O projeto da ferrovia de integração Oeste-Leste (FIOL)
A ferrovia EF-334, conhecida como FIOL, foi projetada para atravessar o coração da Bahia. Seu traçado de 1.527 quilômetros conecta o futuro Porto Sul, em Ilhéus (BA), a Figueirópolis (TO). Essa conexão integra a FIOL à Ferrovia Norte-Sul, criando um corredor logístico de alta capacidade. O projeto foi dividido em três trechos: FIOL 1 (Ilhéus-Caetité), o mais avançado; FIOL 2 (Caetité-Barreiras), a ponte para o agronegócio; e FIOL 3 (Barreiras-Mara Rosa), a conexão com a malha nacional.
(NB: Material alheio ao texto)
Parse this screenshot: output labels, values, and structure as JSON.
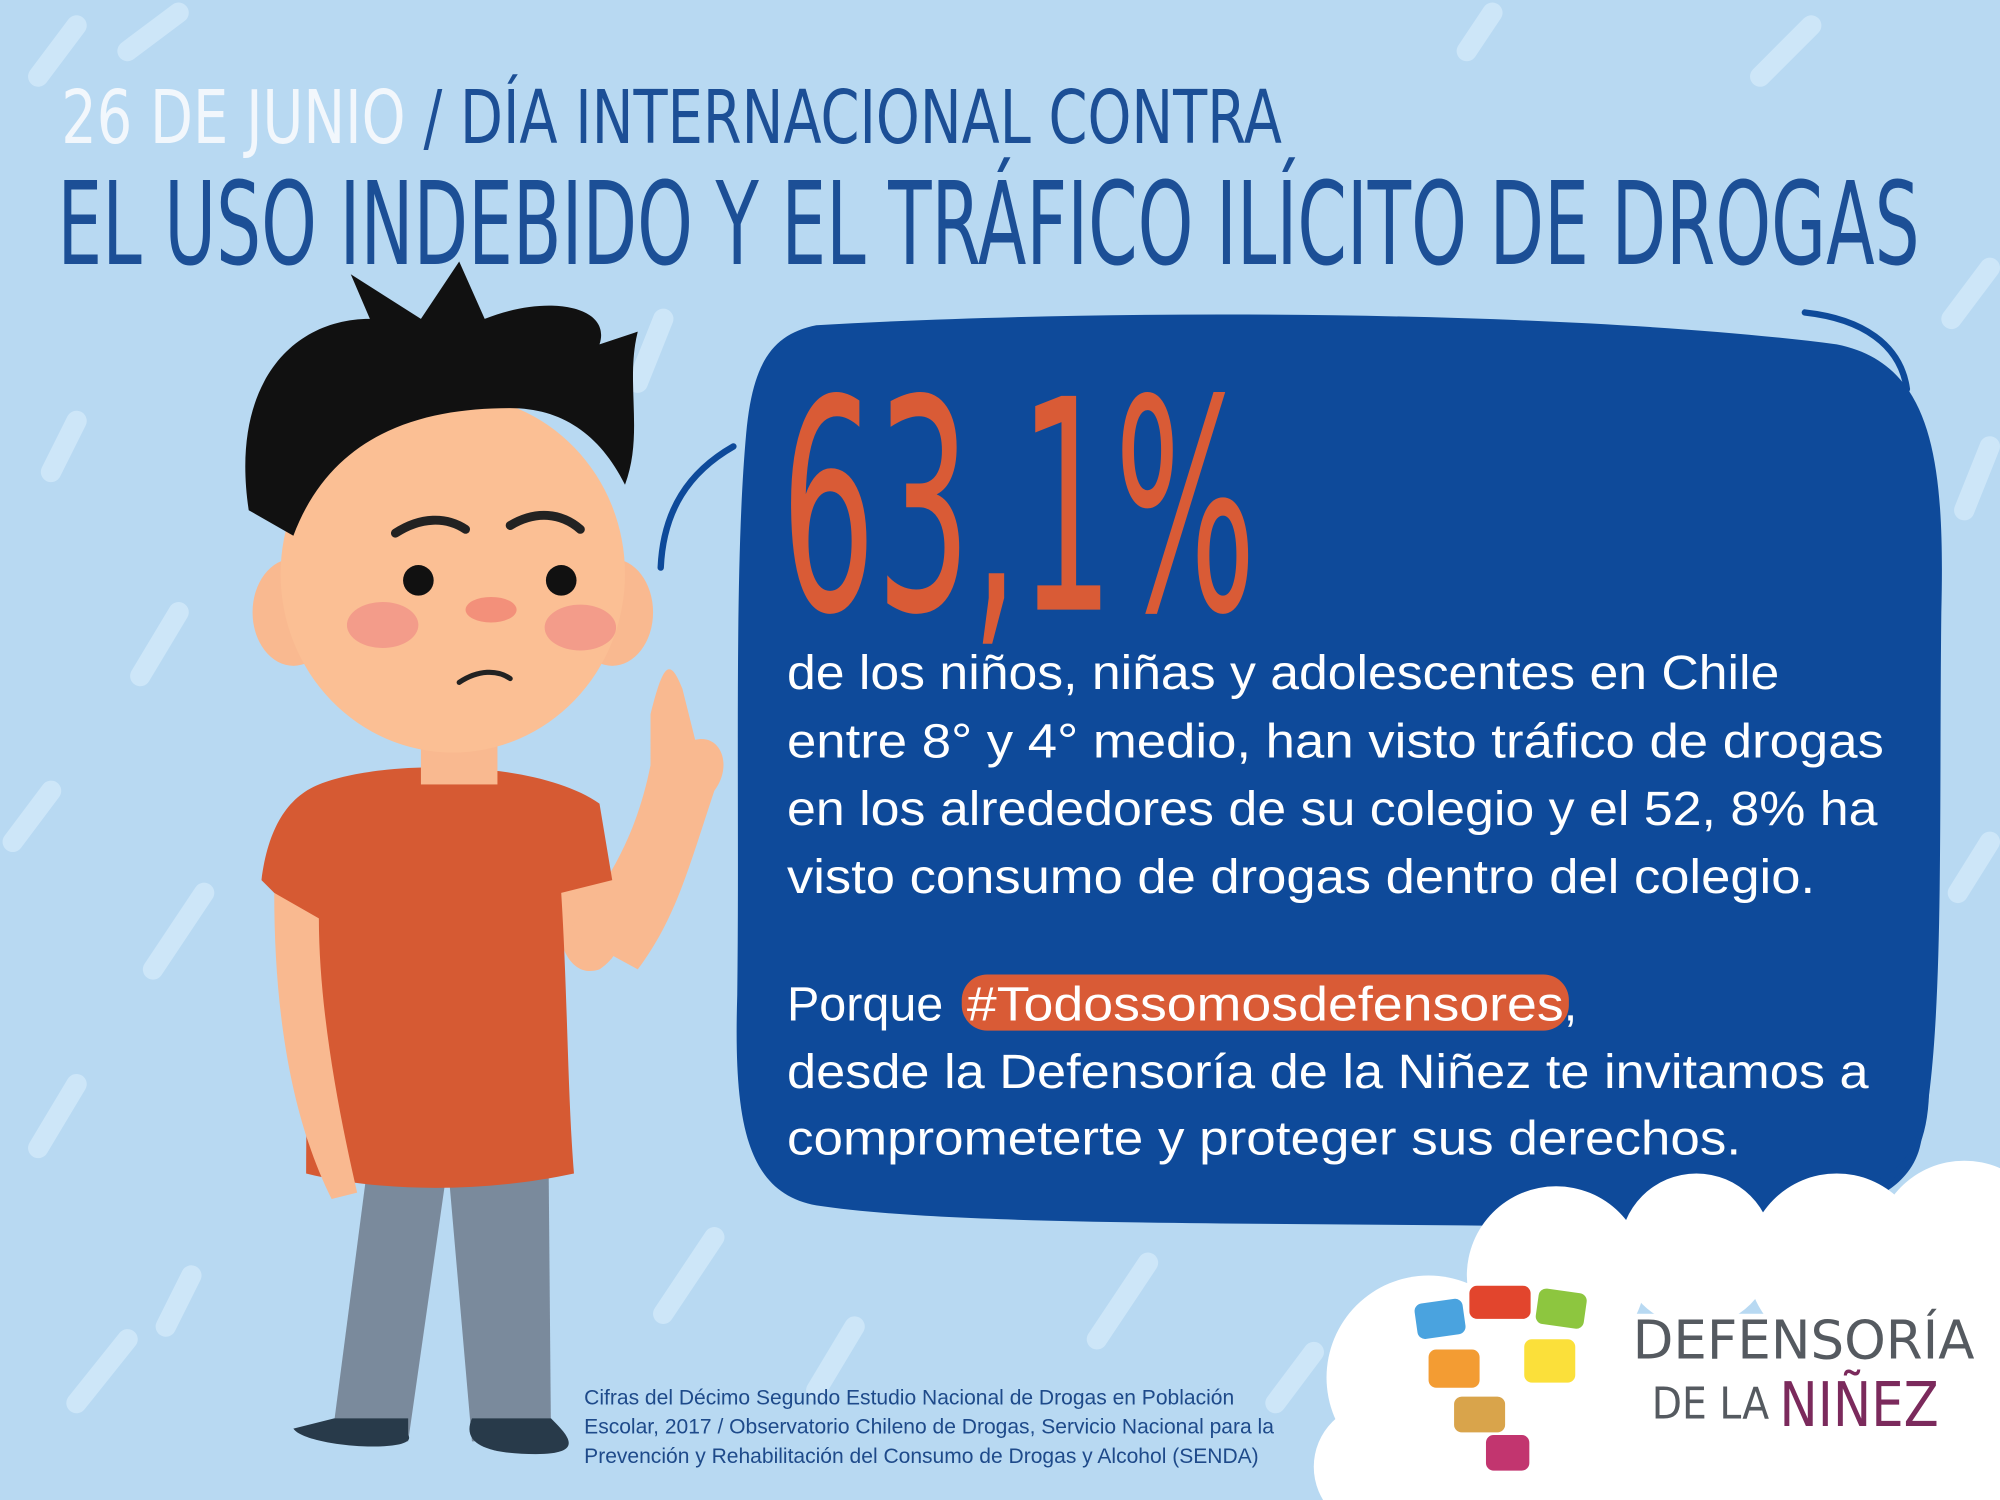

O Porto Sul é a peça central que justifica o investimento na ferrovia. Projetado como um complexo intermodal de última geração, ele será a janela da FIOL para o mundo. Com capacidade para movimentar até 120 milhões de toneladas anuais, o porto tem potencial para se tornar o terceiro maior do Brasil. A lógica do projeto é criar um sistema integrado para escoar tanto o minério de ferro da região de Caetité quanto a crescente produção de grãos do Oeste da Bahia e do MATOPIBA. A interdependência é total: a ferrovia não tem viabilidade sem o porto, e o porto não se justifica sem a carga da ferrovia.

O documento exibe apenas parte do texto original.